Tenuitvoerlegging van de op te leggen gevangenisstraf zal volledig plaatsvinden binnen de penitentiaire inrichting, tot het moment dat aan verdachte voorwaardelijke invrijheidstelling wordt verleend als bedoeld in artikel 6:2:10 van het Wetboek van Strafvordering.
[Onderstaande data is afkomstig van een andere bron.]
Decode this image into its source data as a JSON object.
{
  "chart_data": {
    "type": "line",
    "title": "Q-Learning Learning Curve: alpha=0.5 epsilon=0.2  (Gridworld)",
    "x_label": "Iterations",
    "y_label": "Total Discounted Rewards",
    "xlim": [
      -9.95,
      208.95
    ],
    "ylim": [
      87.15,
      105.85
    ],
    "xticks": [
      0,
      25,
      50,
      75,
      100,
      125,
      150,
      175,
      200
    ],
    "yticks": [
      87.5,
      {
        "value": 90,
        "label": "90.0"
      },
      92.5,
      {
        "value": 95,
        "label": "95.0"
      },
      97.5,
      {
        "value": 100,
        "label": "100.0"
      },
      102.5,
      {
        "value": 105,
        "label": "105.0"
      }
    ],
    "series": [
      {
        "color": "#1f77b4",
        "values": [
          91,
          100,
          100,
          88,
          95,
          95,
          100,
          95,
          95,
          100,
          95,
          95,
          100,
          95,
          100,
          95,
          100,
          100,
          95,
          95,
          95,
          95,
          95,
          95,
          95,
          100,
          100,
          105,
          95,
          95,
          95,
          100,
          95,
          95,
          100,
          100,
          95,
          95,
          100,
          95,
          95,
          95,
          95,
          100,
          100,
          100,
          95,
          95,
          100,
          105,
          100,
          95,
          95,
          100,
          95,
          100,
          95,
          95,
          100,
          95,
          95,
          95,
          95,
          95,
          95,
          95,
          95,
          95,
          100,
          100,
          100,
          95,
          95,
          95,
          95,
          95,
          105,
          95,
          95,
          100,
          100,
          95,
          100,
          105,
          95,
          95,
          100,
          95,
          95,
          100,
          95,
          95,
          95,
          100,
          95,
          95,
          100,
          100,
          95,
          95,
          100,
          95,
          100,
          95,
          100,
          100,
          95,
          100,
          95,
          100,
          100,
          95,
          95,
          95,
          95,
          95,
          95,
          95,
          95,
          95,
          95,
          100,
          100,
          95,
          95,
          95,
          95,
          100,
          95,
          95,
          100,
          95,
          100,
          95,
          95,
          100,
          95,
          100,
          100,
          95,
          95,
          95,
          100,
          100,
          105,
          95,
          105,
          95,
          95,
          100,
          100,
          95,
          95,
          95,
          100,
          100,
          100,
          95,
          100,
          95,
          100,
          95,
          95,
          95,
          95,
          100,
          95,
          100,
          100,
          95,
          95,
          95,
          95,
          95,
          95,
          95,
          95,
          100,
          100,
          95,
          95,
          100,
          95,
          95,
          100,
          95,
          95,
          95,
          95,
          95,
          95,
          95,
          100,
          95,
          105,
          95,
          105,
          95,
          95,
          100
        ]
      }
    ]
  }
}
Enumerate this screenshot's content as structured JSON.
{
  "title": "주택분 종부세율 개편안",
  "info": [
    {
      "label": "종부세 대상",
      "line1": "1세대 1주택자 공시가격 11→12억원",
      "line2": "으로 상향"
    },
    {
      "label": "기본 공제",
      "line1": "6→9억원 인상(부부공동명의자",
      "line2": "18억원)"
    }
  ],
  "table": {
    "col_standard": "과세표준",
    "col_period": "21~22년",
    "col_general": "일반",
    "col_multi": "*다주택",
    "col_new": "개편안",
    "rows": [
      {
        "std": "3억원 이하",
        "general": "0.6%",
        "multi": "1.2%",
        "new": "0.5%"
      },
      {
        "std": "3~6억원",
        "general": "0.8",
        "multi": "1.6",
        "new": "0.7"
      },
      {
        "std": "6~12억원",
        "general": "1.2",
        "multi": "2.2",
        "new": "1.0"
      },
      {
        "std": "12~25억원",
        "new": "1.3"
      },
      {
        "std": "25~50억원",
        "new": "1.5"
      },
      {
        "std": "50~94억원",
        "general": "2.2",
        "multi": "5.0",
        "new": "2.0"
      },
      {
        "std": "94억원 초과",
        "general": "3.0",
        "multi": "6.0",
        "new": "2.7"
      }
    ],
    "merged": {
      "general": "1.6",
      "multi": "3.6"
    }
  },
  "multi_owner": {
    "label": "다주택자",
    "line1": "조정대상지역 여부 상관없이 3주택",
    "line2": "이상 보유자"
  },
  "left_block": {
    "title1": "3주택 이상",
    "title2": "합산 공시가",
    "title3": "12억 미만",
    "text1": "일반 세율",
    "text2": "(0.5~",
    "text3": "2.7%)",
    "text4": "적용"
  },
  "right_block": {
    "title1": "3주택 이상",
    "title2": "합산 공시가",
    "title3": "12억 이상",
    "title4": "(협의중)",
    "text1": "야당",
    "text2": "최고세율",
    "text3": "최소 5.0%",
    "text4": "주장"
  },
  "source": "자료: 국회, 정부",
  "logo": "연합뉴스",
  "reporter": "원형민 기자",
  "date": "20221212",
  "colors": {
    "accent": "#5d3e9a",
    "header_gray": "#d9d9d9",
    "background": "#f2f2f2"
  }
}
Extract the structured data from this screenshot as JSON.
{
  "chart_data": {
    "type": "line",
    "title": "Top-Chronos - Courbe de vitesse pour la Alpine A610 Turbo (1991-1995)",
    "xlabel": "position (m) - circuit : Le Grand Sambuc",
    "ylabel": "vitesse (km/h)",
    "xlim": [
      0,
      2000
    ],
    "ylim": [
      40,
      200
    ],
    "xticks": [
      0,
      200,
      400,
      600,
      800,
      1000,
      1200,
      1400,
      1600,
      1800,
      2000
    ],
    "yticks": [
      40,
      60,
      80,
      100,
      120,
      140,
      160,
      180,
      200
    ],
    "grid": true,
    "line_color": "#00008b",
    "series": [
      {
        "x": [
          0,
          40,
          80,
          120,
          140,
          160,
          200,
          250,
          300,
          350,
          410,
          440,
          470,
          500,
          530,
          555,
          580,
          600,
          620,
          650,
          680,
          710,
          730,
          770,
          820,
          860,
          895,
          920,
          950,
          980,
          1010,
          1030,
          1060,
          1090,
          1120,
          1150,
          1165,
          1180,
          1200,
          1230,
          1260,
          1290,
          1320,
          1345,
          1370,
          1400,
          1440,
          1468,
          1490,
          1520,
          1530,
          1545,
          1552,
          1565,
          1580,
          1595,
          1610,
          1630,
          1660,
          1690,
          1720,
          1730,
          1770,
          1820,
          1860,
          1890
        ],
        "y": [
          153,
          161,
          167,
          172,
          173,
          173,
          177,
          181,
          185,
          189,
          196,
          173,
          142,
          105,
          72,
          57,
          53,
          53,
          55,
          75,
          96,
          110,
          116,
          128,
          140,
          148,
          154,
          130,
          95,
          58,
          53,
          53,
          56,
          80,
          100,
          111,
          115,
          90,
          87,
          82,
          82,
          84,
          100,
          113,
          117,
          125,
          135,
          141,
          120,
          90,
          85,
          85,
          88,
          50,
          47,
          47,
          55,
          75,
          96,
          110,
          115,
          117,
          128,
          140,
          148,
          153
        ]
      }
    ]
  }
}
7.De wettelijke voorschriften

De beslissing berust op de artikelen 45, 57, 63 en 312 van het Wetboek van Strafrecht zoals deze artikelen luidden ten tijde van het bewezenverklaarde.

8.De beslissing

De rechtbank:
Bewezenverklaring
- verklaart het tenlastegelegde bewezen, zodanig als hierboven onder 4.4 is omschreven;
- spreekt verdachte vrij van wat meer of anders is ten laste gelegd;
Strafbaarheid
- verklaart dat het bewezenverklaarde de volgende strafbare feiten oplevert:
feit 1: poging tot diefstal voorafgegaan, vergezeld en gevolgd van bedreiging met geweld, gepleegd tegen personen met het oogmerk om die diefstal voor te bereiden of gemakkelijk te maken, of om, bij betrapping op heterdaad, aan zichzelf hetzij de vlucht mogelijk te maken, hetzij het bezit van het gestolene te verzekeren;
feit 2: poging tot diefstal voorafgegaan, vergezeld en gevolgd van geweld en bedreiging met geweld, gepleegd tegen personen met het oogmerk om die diefstal voor te bereiden of gemakkelijk te maken of om, bij betrapping op heterdaad, aan zichzelf hetzij de vlucht mogelijk te maken, hetzij het bezit van het gestolene te verzekeren;
- verklaart verdachte strafbaar;
Strafoplegging
- veroordeelt verdachte tot een gevangenisstraf van
32 (tweeëndertig) maanden;
- bepaalt dat de tijd die verdachte voor de tenuitvoerlegging van deze uitspraak in voorarrest heeft doorgebracht in mindering wordt gebracht bij de tenuitvoerlegging van de opgelegde gevangenisstraf.
Dit vonnis is gewezen door mr. H. Skalonjic, voorzitter, mr. G.H. Nomes en
mr. F.L. Donders, rechters, in tegenwoordigheid van mr. H. Holtgrefe, griffier, en is uitgesproken ter openbare zitting op 27 oktober 2022.
Mr. Donders is buiten staat dit vonnis mede te ondertekenen.